Linear regression is a common statistical data analysis technique.

It is used to determine the extent to which there is a linear relationship between a dependent variable and one or more independent variables, and is widely used in machine learning applications.

There are two types of linear regression, simple linear regression and multiple linear regression.

In simple linear regression a single independent variable is used to predict the value of a dependent variable. In multiple linear regression two or more independent variables are used to predict the value of a dependent variable. The difference between the two is the number of independent variables. In both cases there is only a single dependent variable.

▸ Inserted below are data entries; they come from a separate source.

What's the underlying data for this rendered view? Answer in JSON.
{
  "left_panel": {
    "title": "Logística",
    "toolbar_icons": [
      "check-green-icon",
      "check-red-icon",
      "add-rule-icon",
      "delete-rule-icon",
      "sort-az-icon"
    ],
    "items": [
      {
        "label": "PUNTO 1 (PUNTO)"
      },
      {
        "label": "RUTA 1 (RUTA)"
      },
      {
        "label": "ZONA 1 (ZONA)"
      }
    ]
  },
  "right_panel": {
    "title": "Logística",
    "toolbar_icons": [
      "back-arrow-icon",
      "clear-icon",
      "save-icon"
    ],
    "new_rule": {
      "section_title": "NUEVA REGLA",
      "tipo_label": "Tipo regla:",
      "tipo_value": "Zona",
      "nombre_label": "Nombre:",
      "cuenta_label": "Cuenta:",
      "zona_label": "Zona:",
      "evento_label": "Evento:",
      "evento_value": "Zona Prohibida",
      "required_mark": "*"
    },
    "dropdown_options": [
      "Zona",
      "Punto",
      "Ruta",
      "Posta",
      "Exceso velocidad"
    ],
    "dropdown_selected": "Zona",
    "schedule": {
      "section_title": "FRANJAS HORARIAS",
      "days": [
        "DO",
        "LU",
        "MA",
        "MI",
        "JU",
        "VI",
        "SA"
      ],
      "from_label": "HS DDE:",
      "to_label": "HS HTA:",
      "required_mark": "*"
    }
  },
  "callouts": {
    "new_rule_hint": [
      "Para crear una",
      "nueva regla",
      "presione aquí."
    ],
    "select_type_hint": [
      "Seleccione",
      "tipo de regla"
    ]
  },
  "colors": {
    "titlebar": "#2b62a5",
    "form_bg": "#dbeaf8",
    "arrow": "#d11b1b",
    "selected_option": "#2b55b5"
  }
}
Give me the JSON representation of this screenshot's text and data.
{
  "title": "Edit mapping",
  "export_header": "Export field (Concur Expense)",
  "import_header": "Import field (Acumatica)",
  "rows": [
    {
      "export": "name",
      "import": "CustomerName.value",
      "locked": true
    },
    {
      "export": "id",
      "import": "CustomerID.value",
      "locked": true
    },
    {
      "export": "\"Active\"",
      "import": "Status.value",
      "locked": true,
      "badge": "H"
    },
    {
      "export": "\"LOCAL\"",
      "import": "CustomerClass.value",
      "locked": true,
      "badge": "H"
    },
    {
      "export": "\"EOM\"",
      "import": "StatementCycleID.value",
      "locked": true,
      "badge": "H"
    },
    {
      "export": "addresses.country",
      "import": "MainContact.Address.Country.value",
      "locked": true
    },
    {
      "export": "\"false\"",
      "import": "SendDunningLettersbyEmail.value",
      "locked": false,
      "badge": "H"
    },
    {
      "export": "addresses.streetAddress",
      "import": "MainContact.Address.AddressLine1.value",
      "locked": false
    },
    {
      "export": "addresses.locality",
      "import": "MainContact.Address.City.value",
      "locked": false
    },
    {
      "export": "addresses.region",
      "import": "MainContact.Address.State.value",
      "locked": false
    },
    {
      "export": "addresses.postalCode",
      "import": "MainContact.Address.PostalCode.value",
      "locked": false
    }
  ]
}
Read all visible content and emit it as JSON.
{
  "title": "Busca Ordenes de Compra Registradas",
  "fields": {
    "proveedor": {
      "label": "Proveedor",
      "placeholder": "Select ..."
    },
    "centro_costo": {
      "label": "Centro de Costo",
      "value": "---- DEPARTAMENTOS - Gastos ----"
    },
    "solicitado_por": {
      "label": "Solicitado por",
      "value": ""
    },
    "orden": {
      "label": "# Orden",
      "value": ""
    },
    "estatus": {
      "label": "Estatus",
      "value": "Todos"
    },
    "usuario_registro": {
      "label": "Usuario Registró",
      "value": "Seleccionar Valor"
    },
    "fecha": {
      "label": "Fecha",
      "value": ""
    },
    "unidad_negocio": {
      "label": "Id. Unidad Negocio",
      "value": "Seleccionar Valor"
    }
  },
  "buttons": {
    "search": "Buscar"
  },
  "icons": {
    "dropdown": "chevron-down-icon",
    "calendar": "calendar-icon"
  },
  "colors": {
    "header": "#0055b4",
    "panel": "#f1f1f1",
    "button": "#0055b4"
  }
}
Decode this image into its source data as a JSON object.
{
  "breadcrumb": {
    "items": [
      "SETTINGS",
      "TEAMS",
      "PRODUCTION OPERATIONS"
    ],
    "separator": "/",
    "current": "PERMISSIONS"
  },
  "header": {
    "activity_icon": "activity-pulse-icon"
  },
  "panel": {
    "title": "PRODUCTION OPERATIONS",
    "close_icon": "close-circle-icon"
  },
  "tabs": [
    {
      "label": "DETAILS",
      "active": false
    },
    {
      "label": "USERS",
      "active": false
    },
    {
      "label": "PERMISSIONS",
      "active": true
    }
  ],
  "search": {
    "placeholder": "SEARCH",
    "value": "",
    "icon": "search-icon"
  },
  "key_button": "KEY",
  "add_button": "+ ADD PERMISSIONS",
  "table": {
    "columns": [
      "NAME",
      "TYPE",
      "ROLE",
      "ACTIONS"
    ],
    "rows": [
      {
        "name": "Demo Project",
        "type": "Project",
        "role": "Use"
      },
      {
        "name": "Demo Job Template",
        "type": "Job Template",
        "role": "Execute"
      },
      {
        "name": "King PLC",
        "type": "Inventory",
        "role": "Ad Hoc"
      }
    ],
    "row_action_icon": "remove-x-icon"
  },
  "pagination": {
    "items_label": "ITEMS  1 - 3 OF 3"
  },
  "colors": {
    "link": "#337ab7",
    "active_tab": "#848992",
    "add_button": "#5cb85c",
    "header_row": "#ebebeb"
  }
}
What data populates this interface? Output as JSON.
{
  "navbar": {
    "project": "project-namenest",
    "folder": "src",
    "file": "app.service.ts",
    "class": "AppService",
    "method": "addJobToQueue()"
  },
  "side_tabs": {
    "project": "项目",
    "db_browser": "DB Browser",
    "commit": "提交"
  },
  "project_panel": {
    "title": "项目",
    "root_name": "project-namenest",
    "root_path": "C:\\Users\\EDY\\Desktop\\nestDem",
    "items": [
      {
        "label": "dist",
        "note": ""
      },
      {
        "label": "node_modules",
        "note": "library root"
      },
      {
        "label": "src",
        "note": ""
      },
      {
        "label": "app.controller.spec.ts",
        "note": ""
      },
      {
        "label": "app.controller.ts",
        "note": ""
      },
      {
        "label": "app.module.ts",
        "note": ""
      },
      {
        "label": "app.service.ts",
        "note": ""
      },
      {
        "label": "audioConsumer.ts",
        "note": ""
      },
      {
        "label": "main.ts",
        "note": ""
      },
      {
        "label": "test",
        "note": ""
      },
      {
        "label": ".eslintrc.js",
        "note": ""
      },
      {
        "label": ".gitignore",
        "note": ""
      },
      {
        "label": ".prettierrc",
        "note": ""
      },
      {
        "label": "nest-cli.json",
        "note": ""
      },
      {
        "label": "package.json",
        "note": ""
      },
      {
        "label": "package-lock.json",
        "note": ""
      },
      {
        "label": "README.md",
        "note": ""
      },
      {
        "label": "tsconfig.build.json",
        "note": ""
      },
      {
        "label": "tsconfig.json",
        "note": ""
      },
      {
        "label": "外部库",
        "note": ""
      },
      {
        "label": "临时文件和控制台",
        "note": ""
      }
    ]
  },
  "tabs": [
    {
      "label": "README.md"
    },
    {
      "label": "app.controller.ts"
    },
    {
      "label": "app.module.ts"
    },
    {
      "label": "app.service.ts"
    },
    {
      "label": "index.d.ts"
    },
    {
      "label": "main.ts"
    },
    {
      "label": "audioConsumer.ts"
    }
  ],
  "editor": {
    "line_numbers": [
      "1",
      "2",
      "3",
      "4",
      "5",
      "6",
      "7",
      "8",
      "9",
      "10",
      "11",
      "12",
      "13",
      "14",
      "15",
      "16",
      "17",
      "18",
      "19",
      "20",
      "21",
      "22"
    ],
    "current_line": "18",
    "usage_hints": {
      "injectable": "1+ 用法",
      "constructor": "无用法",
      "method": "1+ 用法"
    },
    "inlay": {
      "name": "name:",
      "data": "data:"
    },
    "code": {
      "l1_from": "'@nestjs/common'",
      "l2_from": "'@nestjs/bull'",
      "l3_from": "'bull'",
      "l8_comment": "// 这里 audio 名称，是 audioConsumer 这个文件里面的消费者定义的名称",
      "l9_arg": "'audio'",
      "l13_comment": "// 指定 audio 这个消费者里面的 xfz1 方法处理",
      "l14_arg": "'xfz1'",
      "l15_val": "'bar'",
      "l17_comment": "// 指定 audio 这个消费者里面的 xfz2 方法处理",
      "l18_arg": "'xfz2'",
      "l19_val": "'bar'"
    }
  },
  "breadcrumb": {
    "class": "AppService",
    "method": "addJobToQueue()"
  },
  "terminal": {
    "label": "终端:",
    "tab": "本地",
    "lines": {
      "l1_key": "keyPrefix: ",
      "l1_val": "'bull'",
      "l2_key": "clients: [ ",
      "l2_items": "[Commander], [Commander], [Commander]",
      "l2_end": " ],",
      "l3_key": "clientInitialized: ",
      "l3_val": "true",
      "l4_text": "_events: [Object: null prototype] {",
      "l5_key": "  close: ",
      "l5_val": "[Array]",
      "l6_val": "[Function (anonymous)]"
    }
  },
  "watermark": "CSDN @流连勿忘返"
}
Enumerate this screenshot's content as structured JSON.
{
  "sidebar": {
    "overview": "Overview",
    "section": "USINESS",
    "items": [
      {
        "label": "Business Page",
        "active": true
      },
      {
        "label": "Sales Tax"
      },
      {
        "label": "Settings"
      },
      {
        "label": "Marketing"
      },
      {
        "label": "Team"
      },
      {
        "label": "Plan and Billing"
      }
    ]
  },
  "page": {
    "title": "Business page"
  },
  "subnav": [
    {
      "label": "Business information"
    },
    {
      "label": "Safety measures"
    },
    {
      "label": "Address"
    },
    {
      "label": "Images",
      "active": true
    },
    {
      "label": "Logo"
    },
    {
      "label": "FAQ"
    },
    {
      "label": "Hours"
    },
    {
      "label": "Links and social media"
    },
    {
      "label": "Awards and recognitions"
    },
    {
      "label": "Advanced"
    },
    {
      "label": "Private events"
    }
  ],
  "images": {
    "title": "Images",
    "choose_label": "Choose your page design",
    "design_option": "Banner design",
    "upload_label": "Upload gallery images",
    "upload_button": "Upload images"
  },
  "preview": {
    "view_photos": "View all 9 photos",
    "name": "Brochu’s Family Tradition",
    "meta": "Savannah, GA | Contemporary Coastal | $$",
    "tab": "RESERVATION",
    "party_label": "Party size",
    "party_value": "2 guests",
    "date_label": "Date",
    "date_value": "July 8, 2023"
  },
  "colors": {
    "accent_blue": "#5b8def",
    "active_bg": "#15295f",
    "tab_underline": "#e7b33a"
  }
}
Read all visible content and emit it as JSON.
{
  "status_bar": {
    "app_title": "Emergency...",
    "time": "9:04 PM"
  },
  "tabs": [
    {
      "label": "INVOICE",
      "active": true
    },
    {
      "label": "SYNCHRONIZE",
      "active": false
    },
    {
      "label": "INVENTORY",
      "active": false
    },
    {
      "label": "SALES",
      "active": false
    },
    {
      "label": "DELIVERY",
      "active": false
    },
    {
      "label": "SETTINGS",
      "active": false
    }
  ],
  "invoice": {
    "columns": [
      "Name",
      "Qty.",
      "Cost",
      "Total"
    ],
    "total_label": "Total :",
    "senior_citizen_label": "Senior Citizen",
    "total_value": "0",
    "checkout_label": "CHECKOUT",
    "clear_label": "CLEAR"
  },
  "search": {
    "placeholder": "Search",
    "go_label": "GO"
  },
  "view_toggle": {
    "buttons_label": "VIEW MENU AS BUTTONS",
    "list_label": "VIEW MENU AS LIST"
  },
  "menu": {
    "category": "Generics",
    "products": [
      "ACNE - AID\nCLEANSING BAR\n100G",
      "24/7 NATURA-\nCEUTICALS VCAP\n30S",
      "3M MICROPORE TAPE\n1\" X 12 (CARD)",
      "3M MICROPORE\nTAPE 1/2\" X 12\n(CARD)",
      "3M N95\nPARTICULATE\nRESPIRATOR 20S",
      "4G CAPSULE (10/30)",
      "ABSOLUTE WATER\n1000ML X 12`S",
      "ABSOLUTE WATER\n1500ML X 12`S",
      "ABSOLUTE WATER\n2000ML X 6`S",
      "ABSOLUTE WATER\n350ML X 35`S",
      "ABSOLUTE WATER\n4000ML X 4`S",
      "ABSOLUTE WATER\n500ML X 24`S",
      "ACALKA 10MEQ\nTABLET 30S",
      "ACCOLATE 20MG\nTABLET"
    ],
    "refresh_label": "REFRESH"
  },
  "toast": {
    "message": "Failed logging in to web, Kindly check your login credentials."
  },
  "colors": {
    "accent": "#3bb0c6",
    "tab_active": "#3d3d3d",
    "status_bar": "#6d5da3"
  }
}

In this post I’m going to introduce basic concepts on linear regression and build a simple linear regression example using go and spago.

Simple regression

Simple linear regression uses traditional slope-intercept form, where $m$ and $b$ are the variables our algorithm will try to “learn” to produce the most accurate predictions.

$x$ represents our input data and $y$ represents our prediction.

$$ y = mx + b $$

Multivariable regression

A more complex, multi-variable linear equation might look like this, where $w$ represents the coefficients, or weights, our model will try to learn.

$$ f(x,y,z) = w_1x + w_2y, + w_3z $$

The variables $x$, $y$, and $z$ represent attributes or distinct pieces of information we have about each observation.

For example, take app download predictions, these predictions might include advertising spend across mediums like Facebook, Instagram, and Google.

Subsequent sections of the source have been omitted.